Nella sua borsa in finta pelle di leopardo Michelina aveva un diario su cui disegnava e scriveva con enfasi le sue conquiste quotidiane. In data “17 novembre” scrisse che Ludovico le aveva insegnato a far parlare il suo corpo; si ricordò quindi di avere un corpo e lo disegnò sul suo diario: un bel seno prosperoso, un vitino da vespa e due cosce lunghe che la facevano sembrare una dea dell’Olimpo. Era giunto il momento della “riscossa”! Come un treno intercity Roma-Milano senza fermate corse a casa di Ludovico, lo afferrò per un braccio e gli confessò spudoratamente i suoi sentimenti.

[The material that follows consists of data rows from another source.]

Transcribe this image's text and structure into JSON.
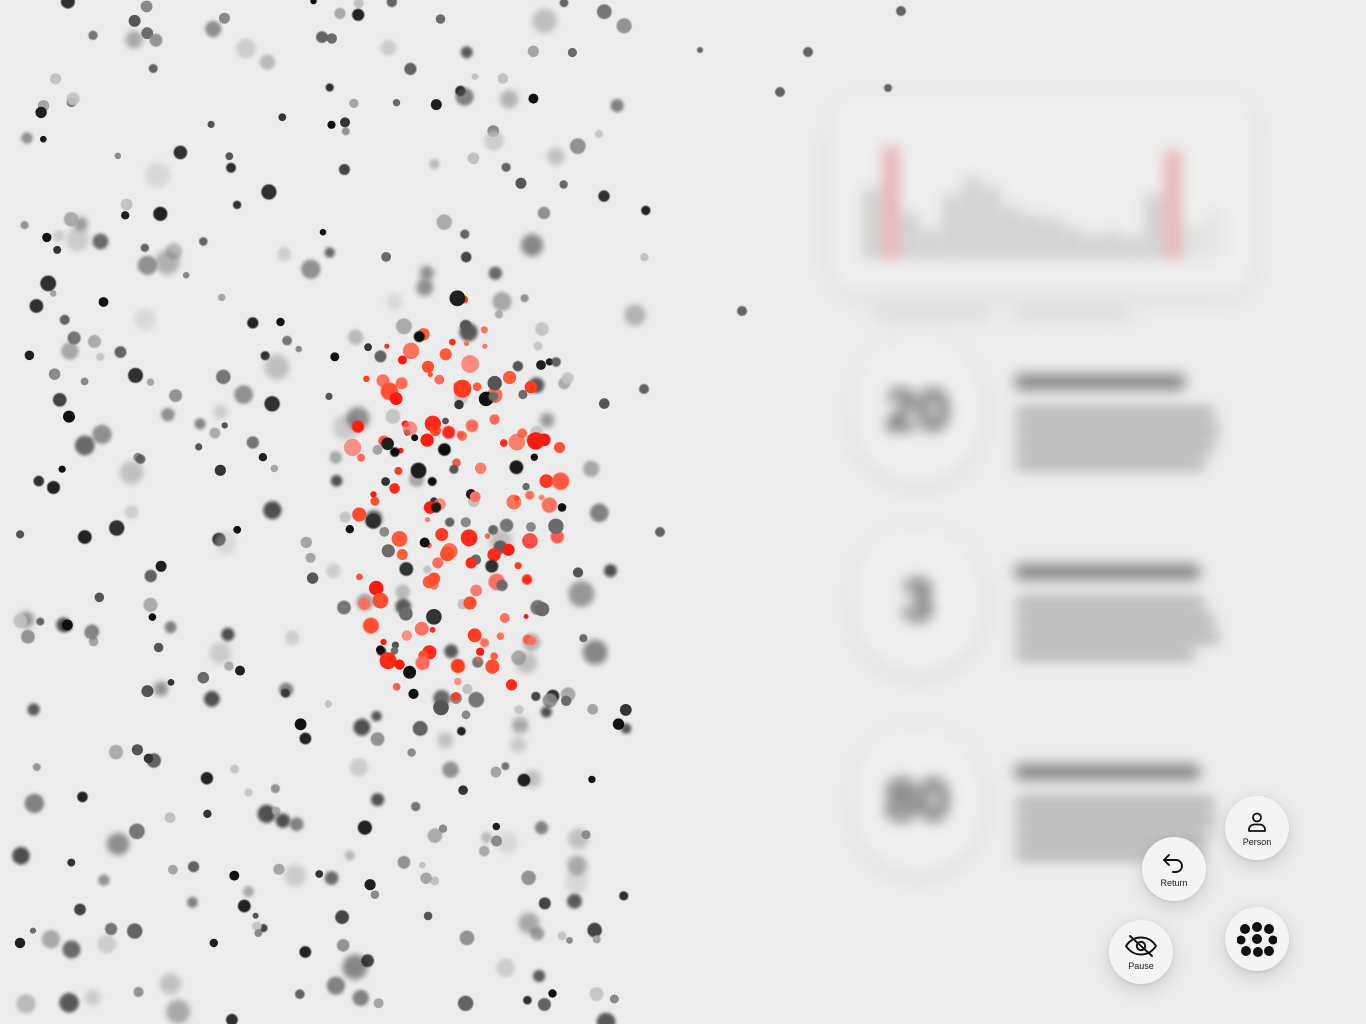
{
  "controls": {
    "person_label": "Person",
    "return_label": "Return",
    "pause_label": "Pause"
  },
  "icons": {
    "person": "person-icon",
    "return": "return-arrow-icon",
    "pause": "eye-slash-icon",
    "menu": "dots-cluster-icon"
  },
  "colors": {
    "background": "#ececec",
    "accent_red": "#ff3b1f",
    "particle_dark": "#1a1a1a",
    "button_bg": "#f4f4f4"
  }
}
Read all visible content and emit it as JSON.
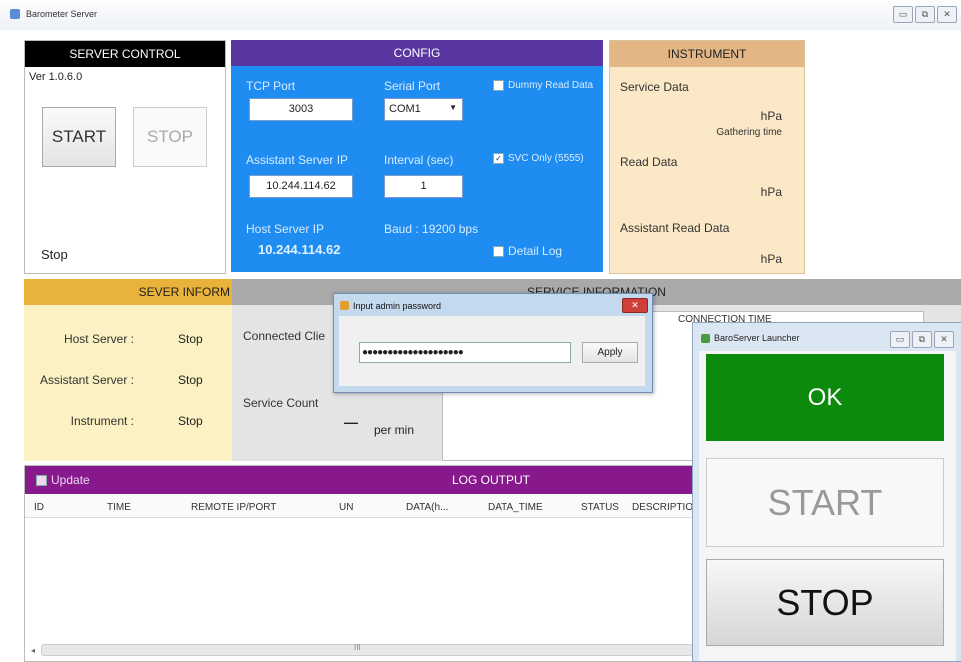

Lui annusò i suoi capelli neri corvini, senza piega e pure un po’ unti, poi la baciò sulle labbra imitando il verso del piccione che tuba. Fu un momento di amplesso totale. Il gatto di Ludovico fece voto di castità e il pesce rosso nella vaschetta provò il famoso tuffo carpiato con doppio salto mortale riuscendo felicemente nella difficile impresa. Michelina e Ludovico congiunsero le loro vite il 17 novembre dell’anno dopo, in chiesa, davanti al prete del paese e per festeggiare furono sparati i fuochi d’artificio nel cortile della scuola. Tutti gli alunni di Michelina si strinsero intorno agli sposi e, liberando le loro ugole al vento, cantarono e cantarono fino a che si fece buio su quell’angolo di Terra da cui sbocciarono nuovi talenti musicali e due seni prosperosi riuscirono, finalmente, a far bella mostra di se stessi, lanciando inviti suadenti, colti “al volo” dall’ottima “presa” di Ludovico che fu incoraggiato dal suo pesce rosso a tentare la strada del tuffo carpiato sul letto di nozze. Fu un successo incredibile raccontato ancora dai narratori di questa storia da cui si congedano con un canto e un sorriso.